By Ek Madra
Under the new proposal, the long-awaited tribunal's three-year lifespan would grow by two years, dragging out proceedings until 2011 even though most of the Khmer Rouge's leading cadres are old and in poor health.
"We have no choice but to expand," court spokesman Peter Foster told Reuters shortly after the start of a bail hearing for "Brother Number Two" Nuon Chea, charged last year with war crimes and crimes against humanity.
An estimated 1.7 million people were executed or died of torture, disease or starvation under Pol Pot's 1975-79 reign of terror as his dream of creating an agrarian peasant utopia descended into the nightmare of the "Killing Fields".
SURPRISE
One Phnom Penh-based diplomat said the request for more money had been in the pipeline, but its size was a surprise.
Foster said he hoped countries such as Japan, which has bankrolled much of the proceedings so far, would dig deep to ensure the court achieved the aim of prosecuting "those most responsible" for the atrocities without compromising standards.
The expanded budget would be mainly for more court staff, and translation and transcription as well as victim and witness support, Foster said. It also suggests prosecutors might widen their net well beyond the five already in custody.

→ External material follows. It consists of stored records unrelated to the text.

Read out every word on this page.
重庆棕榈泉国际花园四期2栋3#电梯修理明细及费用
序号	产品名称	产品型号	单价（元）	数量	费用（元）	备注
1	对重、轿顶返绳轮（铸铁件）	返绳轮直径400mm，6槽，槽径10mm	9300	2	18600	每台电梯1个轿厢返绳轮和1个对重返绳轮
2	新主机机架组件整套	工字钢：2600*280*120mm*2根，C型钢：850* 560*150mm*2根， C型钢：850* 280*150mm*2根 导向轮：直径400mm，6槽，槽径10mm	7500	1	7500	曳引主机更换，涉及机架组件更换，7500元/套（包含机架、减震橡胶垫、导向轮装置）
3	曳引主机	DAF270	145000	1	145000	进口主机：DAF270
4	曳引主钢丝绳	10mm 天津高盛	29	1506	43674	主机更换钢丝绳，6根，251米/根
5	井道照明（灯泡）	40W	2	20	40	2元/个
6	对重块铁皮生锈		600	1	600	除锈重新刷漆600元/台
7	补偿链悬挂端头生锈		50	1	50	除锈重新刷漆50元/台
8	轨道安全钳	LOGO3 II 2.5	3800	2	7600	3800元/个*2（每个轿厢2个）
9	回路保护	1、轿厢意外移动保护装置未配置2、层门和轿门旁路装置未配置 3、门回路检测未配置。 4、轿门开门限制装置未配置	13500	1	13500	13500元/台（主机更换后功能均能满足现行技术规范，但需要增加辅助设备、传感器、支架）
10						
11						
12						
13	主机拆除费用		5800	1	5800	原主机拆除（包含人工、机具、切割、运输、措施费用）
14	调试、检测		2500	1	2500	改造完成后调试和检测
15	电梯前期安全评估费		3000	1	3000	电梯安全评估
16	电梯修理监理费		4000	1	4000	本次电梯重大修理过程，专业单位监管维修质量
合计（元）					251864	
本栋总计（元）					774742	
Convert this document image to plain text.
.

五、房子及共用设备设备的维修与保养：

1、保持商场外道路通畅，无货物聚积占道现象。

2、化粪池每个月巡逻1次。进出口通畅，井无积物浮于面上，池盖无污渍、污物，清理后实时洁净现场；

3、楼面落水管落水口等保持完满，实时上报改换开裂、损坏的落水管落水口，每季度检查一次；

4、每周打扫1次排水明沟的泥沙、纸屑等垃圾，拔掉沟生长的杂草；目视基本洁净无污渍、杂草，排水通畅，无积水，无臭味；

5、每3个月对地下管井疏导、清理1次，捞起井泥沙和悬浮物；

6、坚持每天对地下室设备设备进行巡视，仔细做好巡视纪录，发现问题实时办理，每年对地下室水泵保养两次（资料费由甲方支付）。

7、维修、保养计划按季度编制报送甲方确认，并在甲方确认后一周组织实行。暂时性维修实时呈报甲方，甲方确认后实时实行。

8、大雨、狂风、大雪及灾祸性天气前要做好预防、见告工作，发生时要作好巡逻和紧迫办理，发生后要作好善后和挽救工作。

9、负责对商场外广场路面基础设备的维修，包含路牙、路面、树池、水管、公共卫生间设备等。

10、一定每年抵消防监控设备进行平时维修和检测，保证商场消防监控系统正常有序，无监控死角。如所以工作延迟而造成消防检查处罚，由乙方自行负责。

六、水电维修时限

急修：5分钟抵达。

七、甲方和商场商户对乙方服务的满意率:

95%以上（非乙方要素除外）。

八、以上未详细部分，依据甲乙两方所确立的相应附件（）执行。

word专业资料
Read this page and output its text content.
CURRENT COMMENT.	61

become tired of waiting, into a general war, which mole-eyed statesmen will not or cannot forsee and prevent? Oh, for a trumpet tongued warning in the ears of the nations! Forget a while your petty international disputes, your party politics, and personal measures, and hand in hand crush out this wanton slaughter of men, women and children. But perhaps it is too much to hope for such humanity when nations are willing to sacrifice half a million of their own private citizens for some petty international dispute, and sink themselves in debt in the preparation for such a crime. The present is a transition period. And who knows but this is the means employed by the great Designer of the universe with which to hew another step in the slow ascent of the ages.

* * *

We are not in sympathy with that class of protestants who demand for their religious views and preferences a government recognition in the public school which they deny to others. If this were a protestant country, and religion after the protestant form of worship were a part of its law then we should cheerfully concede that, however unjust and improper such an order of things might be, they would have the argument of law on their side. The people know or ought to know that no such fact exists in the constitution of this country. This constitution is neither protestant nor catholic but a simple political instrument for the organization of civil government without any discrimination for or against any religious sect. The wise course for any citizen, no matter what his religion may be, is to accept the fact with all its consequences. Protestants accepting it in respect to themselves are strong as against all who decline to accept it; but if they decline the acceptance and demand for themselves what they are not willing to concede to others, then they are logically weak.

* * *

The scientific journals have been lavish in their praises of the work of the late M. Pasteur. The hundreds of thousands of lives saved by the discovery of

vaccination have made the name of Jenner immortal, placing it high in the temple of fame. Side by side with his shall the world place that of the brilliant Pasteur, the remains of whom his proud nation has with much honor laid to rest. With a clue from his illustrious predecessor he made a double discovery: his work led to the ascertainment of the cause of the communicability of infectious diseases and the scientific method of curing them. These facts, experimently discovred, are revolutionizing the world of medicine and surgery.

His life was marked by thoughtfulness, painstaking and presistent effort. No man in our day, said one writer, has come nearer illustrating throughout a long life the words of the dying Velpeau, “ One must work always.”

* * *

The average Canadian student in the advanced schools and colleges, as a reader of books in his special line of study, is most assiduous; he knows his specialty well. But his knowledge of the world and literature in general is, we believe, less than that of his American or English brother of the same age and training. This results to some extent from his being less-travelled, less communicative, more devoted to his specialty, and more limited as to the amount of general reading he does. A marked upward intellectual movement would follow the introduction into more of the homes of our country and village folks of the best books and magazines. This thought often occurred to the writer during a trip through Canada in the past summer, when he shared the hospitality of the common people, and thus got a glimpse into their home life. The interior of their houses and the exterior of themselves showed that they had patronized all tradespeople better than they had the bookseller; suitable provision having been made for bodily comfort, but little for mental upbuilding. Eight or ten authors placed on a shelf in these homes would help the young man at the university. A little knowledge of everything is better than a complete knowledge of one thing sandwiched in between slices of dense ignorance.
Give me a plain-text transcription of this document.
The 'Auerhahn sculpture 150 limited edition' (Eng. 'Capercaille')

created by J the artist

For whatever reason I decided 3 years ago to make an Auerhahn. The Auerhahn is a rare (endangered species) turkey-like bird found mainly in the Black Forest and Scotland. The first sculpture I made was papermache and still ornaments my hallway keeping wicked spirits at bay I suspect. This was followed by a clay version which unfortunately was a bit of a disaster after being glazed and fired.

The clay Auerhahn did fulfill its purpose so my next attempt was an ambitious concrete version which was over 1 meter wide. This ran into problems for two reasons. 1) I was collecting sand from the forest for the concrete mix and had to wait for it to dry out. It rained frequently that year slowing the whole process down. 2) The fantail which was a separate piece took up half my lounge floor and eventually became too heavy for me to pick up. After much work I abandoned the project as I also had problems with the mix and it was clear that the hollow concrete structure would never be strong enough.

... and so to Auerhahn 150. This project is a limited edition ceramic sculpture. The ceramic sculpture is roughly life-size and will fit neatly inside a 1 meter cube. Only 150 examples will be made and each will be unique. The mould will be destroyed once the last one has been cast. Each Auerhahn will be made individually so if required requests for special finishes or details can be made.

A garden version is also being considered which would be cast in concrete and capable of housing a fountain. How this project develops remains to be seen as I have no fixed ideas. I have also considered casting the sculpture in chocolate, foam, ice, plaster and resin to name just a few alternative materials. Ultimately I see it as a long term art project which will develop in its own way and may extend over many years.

"I have no desire to leave my beloved country," he told a courtroom packed with reporters.
The court is not expected to announce its decision for several days, but he is extremely unlikely to be released.
Besides Nuon Chea, top cadres now in custody are former president Khieu Samphan, former foreign minister Ieng Sary and his wife, Ieng Thirith, and Duch, head of Phnom Penh's Tuol Sleng, or "S-21" interrogation and torture centre.